Выбрать главу

Однако здесь ни о каком террористическом акте не могло быть и речи. Наоборот, если можно так выразиться, произошел скандал в благородном семействе. Но нужно было действовать. Кто-то из солдат подергал рычажок звонка. Шпербер попытался привести в порядок седло, другой попробовал выправить переднее колесо, третий отвернул болты продавленного багажника.

Все обрадовались велосипеду. После скучных, однообразных дней, монотонно протекающих по служебному расписанию, произошло что-то, не предусмотренное распорядком дня, или, по крайней мере, случилось событие, которое не втискивалось ни в какие рамки служебных распоряжений. Каждого интересовало, кто мог это сделать. Кто осмелился! Как ему или им удалось незаметно скрыться? Это сделано преднамеренно? Были ли свидетели? Большинство считало что велосипед угнали и изуродовали несколько человек. А может, это сделал пьяный обер-ефрейтор, удиравший от дежурного?

Незапланированное событие вызвало волнение, а следовательно, и аппетит, но самое главное — доставило нестандартное удовольствие, поскольку то, что делал обычно Эдди, уже всем приелось. Да и сам Эдди был рад. Он подпрыгнул и шлепнулся задом на седло. Что-то треснуло, и багажник окончательно обломился.
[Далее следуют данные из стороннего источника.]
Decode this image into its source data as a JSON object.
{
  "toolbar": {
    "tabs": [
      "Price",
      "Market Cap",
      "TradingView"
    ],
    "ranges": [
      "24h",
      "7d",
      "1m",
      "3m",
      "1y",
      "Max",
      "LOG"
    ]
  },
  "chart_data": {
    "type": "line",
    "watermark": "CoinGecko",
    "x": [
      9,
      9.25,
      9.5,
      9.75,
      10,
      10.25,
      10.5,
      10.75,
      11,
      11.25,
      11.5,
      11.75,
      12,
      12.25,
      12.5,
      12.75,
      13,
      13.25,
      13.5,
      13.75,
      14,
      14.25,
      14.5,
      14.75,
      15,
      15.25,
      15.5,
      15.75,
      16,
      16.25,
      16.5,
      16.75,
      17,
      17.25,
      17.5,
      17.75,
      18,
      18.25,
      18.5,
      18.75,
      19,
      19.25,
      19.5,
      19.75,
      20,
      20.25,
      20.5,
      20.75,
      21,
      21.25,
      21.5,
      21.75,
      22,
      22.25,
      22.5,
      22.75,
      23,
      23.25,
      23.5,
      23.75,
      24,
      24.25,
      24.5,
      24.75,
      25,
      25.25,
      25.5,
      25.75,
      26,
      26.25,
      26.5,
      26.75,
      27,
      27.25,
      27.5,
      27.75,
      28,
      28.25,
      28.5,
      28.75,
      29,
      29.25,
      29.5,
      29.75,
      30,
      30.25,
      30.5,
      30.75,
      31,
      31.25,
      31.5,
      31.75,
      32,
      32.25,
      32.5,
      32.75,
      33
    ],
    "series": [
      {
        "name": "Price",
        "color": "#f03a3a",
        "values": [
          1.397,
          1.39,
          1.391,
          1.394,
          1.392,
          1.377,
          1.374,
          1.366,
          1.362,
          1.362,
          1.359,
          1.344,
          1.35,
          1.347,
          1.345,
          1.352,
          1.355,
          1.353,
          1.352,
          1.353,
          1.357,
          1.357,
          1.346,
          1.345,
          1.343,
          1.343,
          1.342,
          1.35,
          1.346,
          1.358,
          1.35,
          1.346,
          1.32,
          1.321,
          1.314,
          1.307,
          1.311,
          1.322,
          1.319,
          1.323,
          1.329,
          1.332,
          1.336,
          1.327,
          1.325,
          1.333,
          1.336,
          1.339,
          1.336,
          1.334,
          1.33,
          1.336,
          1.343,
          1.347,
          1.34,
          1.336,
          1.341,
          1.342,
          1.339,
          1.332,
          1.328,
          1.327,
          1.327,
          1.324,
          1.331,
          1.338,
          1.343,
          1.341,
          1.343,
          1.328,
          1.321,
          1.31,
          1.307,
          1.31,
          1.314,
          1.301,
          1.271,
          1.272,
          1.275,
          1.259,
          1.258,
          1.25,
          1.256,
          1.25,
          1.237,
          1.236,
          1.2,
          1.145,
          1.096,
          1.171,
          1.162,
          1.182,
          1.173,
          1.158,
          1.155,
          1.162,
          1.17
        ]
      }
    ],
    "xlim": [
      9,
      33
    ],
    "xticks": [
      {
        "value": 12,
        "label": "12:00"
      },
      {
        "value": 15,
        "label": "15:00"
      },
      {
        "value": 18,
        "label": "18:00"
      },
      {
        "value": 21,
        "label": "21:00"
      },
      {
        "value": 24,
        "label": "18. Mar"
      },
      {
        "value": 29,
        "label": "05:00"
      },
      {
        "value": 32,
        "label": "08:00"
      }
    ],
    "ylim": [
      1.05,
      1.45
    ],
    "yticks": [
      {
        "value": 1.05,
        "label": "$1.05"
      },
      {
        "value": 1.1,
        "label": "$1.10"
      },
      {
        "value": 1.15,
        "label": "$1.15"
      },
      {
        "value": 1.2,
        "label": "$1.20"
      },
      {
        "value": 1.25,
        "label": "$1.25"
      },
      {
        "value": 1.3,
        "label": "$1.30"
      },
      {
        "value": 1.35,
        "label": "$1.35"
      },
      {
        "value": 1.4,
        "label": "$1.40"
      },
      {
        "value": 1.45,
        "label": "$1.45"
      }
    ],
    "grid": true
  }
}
Эдди с восторгом ударил по рулю, он вывернулся, ударил по ободьям колес, окончательно смяв их.

Когда после завтрака новобранцы вышли из столовой, велосипед уже исчез.

Моллог знал больше. Во всяком случае, то, что он рассказал Шперберу вечером в своей комнатушке, которую занимал вдвоем еще с одним ефрейтором, звучало правдоподобно: лейтенант Вольф и один из новобранцев поехали на автомобиле в соседнее местечко. Какой-то унтер-офицер видел их в кабачке. Оба сильно набрались, а канонир, пожалуй, больше лейтенанта. Вольф с новобранцем подъехали к военному городку. Постовой, знакомый Моллога, потребовал от канонира увольнительную. Вольф сунул ему свое служебное удостоверение. Как офицер, он имел право входа и выхода из городка в свободное от дежурства время. Но постовой не удовлетворился этим. Вольф приказал вызвать дежурного унтер-офицера. Тот отправил несговорчивого солдата в караульное помещение. Затем дежурный поднял шлагбаум. У въезда стояло несколько других задержанных вояк под хмельком. Когда шлагбаум поднялся, один пьяный схватил стоявший у контрольно-пропускного пункта служебный велосипед, сделал на нем пару кругов у шлагбаума, затем на багажник вскочил его собутыльник, и оба исчезли из поля зрения дежурного.

Нужно было бы написать о происшедшем рапорт. Но дежурный не хотел стать посмешищем в части и внес в книгу происшествий следующую запись: «Двое друзей поехали прокатиться на велосипеде…»

— Кто был второй? Моллог не знал.

— Марка автомашины? — спросил Шпербер.

— БМВ.

— А что с велосипедом?

— К рапорту приложена исчерпывающая дефектная ведомость.

— Понятно, а подъем на следующую ступеньку ведет уже к подозрению в саботаже. Ведь ущерб, причиненный велосипеду, остается без возмещения.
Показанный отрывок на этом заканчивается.